Draw a large map of all the street and houses in your community. An Internet site like Google maps may work. One week before the meeting, remind your neighbors about the meeting and ask if there is anything you can do to help them attend. Remember, there is no substitute for hand-delivering the letters and your reminder. When your neighbors see how hard you are working, they will be more likely to attend the meeting.

The Meeting

  • Arrive in plenty of time. As people come, thank them and usher them in. Introduce people, and encourage neighbors to sit together and to become acquainted. When everyone has arrived, go to the front of the room and introduce yourself and the law enforcement official. Then, have the neighbor sitting closest to you stand up, introduce he or she, their family and their address. Have the next person in line give the same information, and so on.
  • After everyone has been introduced, ask the law enforcement official to give the presentation. Pass out paper and pencils so your neighbors can take notes. Make sure that everyone understands the program completely. The Community Watch program can be effective only when everyone knows what he or she must do.
  • Get a complete list of names, address and phone numbers from everyone taking part in the program. Also get a list of special concerns for the handicapped, elderly and children home alone. Select the type of signs and window stickers necessary for high visibility in the community. Establish a cost for each household and collect or plan to collect the funds. Your local police or sheriff's department can assist you in ordering the materials.
  • Schedule the crime prevention officer to return to the community to make voluntary security inspections of all the homes participating in the program. Decide the best days and times so the officer can be the most effective. Residents should complete a "Burglary Prevention Checklist for Home."

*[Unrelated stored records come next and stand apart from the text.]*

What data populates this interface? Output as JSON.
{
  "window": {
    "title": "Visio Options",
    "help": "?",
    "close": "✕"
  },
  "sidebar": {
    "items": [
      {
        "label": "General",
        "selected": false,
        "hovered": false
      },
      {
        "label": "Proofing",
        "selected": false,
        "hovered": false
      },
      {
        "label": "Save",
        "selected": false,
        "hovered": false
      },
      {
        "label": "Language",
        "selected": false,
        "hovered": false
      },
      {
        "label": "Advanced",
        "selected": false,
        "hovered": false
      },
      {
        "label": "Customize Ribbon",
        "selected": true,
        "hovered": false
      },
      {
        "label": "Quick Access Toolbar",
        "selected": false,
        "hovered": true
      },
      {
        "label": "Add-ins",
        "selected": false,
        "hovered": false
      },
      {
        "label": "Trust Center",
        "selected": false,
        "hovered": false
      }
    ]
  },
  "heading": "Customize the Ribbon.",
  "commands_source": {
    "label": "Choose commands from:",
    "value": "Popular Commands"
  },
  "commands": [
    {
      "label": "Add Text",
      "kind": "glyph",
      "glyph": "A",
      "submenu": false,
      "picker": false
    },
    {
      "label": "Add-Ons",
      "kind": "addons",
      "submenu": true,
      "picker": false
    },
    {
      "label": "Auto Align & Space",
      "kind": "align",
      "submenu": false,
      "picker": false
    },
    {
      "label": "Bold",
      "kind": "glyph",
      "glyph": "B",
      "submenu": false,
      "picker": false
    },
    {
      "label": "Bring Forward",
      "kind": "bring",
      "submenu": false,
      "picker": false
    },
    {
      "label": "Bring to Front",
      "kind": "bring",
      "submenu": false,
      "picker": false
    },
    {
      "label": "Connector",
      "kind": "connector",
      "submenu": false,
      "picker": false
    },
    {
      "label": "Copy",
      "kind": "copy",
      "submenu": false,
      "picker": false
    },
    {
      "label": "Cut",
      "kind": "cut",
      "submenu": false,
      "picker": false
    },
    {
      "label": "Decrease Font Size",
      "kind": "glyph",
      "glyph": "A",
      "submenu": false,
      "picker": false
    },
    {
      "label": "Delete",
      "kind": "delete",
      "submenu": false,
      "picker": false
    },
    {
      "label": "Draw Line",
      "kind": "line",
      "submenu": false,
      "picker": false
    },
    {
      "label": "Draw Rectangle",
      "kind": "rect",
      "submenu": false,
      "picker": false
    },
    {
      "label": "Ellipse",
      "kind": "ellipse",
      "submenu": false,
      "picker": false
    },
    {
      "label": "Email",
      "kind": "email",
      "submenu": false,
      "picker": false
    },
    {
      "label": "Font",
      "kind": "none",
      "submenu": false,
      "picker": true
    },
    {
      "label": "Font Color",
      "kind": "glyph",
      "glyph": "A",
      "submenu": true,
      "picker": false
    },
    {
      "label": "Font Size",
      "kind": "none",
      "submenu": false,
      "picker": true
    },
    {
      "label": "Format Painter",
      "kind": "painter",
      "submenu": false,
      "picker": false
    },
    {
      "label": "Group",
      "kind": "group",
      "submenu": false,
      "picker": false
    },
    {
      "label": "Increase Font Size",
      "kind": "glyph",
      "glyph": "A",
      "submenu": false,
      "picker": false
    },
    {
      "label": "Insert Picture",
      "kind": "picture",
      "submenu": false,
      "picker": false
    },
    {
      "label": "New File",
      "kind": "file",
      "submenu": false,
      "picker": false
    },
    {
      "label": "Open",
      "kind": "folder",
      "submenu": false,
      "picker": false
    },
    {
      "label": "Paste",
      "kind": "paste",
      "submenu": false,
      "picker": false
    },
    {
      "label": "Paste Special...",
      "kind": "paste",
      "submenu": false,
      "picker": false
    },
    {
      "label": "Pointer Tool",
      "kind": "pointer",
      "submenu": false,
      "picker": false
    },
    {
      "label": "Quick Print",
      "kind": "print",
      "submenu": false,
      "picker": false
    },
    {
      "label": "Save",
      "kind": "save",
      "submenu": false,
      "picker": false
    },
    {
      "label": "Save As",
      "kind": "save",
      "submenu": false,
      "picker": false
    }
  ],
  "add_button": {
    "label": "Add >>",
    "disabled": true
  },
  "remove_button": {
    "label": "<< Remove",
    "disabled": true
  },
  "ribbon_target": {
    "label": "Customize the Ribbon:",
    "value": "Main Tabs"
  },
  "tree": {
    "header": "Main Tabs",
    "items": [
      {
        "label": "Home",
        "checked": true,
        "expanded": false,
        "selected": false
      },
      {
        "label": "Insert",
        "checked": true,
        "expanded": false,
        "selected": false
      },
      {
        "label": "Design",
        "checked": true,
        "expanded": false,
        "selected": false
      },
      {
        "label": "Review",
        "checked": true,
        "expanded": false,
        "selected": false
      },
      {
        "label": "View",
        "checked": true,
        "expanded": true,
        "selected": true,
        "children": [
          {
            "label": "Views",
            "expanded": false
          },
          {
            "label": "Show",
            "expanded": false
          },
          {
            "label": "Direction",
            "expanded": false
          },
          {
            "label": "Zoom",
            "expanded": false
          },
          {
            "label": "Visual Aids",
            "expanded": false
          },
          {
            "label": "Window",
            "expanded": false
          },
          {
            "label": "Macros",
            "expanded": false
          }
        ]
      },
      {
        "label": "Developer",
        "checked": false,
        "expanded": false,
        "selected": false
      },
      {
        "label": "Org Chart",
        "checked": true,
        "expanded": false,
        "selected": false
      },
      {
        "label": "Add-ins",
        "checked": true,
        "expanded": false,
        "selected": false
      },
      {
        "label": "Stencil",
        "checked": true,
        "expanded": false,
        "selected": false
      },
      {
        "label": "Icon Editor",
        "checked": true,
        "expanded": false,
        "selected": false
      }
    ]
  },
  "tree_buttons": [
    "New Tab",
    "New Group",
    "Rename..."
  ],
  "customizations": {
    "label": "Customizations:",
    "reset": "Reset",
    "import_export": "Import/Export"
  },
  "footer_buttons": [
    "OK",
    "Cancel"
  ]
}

  • Elect a permanent Community Watch Chairperson. This person is responsible for communicating with local law enforcement officials and the volunteer leaders of each block in your community called "Block Captains." Your chairperson will head your entire program, so choose wisely. How effective your Community Watch is depends greatly upon the person you elect as your leader. Your chairperson should be an outgoing type because he or she will be talking to many strangers, neighbors and vice versa.
  • Recruit volunteers to serve as block captains. These people serve as leaders for their blocks in the neighborhood, and they pass information from their permanent chairman to their people. To get a volunteer for each block in the neighborhood, go to your community map hanging in the front of the room. Point to each block and ask for a person living on that block to serve as block captain.
  • Schedule a second meeting for the entire community for the following month. Initially, monthly meetings should be used to promote maximum participation and keep everyone informed about crime prevention subjects. You may wish to meet less often, depending on your program. Thank everyone for coming and tell them they will hear from the block captain soon. Ask the chairperson and block captains to stay a little longer.
  • Have each captain write down their name, address, and telephone number on a piece of paper. These sheets, plus your map, go to the permanent chairperson. Your leaders should then set up a time to meet so that they can put Community Watch into action. You have done a good job and can take pride in the fact that you have initiated a program in your community which will change everyone's lives for the better!